Focusing in on New Zealand

Each year, the calibre of New Zealand Documentaries has become stronger and stronger. From once almost minnows to the international selection the festival presented, the boom of the Kiwi-doco is well and truly underway, as Documentary Edge 2011 brings some of the best Aotearoa has to offer, and well and truly on par with the rest of the world.

Festival favourite Justin Pemberton (The Nuclear Comeback) returns this year with the intricate coming-of-age tale Is She or Isn’t He? Another piece of work guaranteed to elicit debate after its screening; the film follows someone on the run from his identity and discusses how New Zealanders define their sex and sexuality… and how they deal with people seeking transgender.

Donated to Science follows the lives (or more accurately after-lives) of those who have donated their bodies to Otago Medical School for aspiring medical students to dissect. One of the highest rated documentaries screened on New Zealand television, directors were allowed full access to follow the donors and students through the entire process – with an incredibly emotional pay off at the end.

A tragic yet ultimately inspiring movie, The Jade Bell Story follows Jade, a blind, mute and immobile young man who survived a near-lethal injection of heroin and cocaine. Today, Jade will do anything to get his old life back and by fighting his own war against drug addiction among youth, he believes it just might happen.

48hour film veteran Luke Wheeler teams up with co-director Peter Simpson to premiere their piece as a continuation from the Spotlight: Humour programme in 2009. Stand Up explores the world and the business of being a stand up comedian in New Zealand – even more poignant given how New Zealand comedy is become one the countries newest important exports.

I Am the River explores the fallout from a rare insight into 19th century NZ history. A chance discovery provided a link between Maori in the present with tupuna (ancestors) in the past, which then provoked a storm of public protest and continues to raise questions of ownership that divide our cultures.

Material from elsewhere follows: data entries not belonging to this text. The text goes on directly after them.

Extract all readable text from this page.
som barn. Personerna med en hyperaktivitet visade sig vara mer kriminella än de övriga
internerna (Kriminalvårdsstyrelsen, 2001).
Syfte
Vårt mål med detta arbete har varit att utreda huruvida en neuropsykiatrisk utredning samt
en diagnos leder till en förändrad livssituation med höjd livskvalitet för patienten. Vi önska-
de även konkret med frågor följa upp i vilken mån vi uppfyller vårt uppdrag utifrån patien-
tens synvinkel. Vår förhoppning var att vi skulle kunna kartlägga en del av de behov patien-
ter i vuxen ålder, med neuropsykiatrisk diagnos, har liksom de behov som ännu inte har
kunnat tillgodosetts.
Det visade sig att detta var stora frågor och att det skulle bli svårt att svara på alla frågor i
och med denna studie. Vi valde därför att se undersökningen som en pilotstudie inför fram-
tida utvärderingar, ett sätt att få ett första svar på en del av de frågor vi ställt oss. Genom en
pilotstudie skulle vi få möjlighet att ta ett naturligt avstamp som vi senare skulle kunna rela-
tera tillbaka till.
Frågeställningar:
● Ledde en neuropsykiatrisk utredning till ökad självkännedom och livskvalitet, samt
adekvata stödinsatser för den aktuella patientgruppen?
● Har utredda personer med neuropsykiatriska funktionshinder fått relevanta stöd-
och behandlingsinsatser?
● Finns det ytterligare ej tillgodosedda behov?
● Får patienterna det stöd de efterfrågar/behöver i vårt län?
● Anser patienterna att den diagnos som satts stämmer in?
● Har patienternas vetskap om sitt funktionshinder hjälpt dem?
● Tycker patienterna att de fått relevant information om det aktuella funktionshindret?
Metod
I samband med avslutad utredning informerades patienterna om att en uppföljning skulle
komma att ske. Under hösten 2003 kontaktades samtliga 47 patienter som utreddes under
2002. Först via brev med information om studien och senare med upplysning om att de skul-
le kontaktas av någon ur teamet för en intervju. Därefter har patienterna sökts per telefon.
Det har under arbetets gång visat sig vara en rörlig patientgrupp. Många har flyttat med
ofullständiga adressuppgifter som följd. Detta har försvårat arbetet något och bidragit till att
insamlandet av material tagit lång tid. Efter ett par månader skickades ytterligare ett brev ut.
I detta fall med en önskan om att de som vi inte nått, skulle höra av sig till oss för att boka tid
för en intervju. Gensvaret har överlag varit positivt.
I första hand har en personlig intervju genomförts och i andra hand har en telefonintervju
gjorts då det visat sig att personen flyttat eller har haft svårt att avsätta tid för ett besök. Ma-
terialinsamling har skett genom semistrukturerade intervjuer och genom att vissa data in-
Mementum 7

Dan Salmon takes us on a “trip” back to 1970’s New Zealand with the fascinating and funny Dirty Bloody Hippies – showing us the colourful and exciting times in the epicentres of Kiwi hippy culture; the Coromandel Peninsula and the Golden Bay.

The New Zealand selection also includes three shorts: Cameron Betts’ acclaimed Hiding Behind the Green Screen, following four men trying to break their addiction to marijuana through their love of music, Lest We Forget featuring New Zealander’s telling their Holocaust stories and Landscapes at the Worlds Ends, a non-verbal visual journey to the polar regions of our planet through a triptych montage of photography and video.